Was ist Mail-Spoofing?

E-Mail-Spoofing ist eine Form von Hacking, bei der der E-Mail-Empfänger dazu gebracht werden soll zu glauben, dass der Absender eine vertraute Marke wie Microsoft oder PayPal oder ein Bekannter ist. Es ist auch ein Standardelement von Phishing und Spear-Phishing. Schauen Sie sich einmal das folgende Beispiel an: Sie erhalten eine E-Mail von support@appIe.com, in der Sie gebeten werden, Ihr Kennwort für Ihr iTunes-Konto zu bestätigen. Es ist eine verständliche Anfrage, also klicken Sie auf den Link und geben Ihre Apple-ID und Ihr Kennwort an einen Hacker weiter.

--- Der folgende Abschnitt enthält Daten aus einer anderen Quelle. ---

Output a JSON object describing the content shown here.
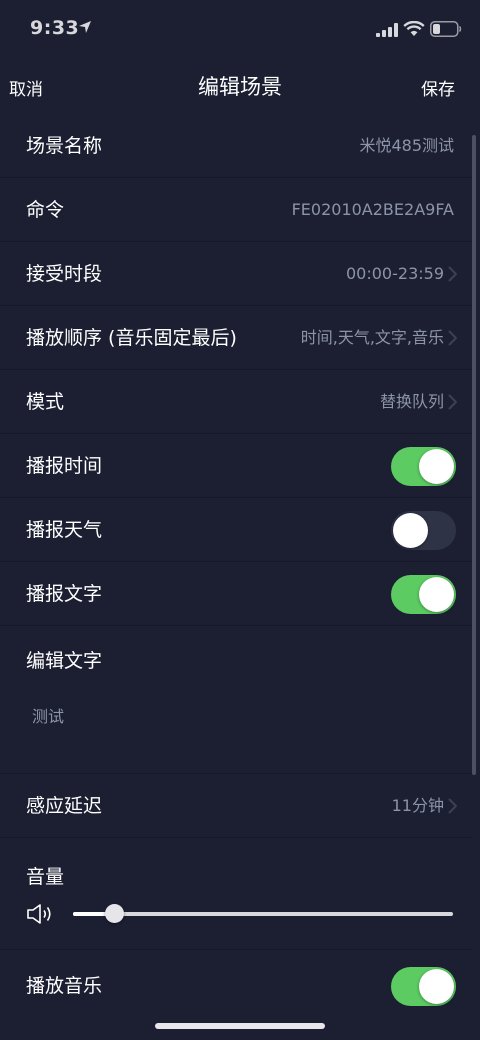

Was ist passiert? Um den Angriff zu verstehen, müssen Sie den Unterschied zwischen apple.com und appIe.com verstehen. Wie bitte? Sie sehen genauso aus, aber sie sind es nicht. Die eine Domain heißt apple.com, das ist die Website des tatsächlichen Unternehmens, die zweite heißt appIe.com mit einem großen „i“, das das kleine „l“ in „apple“ ersetzt. Es ist eine URL, die von einem Hacker eingerichtet wurde, und kein menschlicher Benutzer ist in der Lage, den Unterschied zu erkennen.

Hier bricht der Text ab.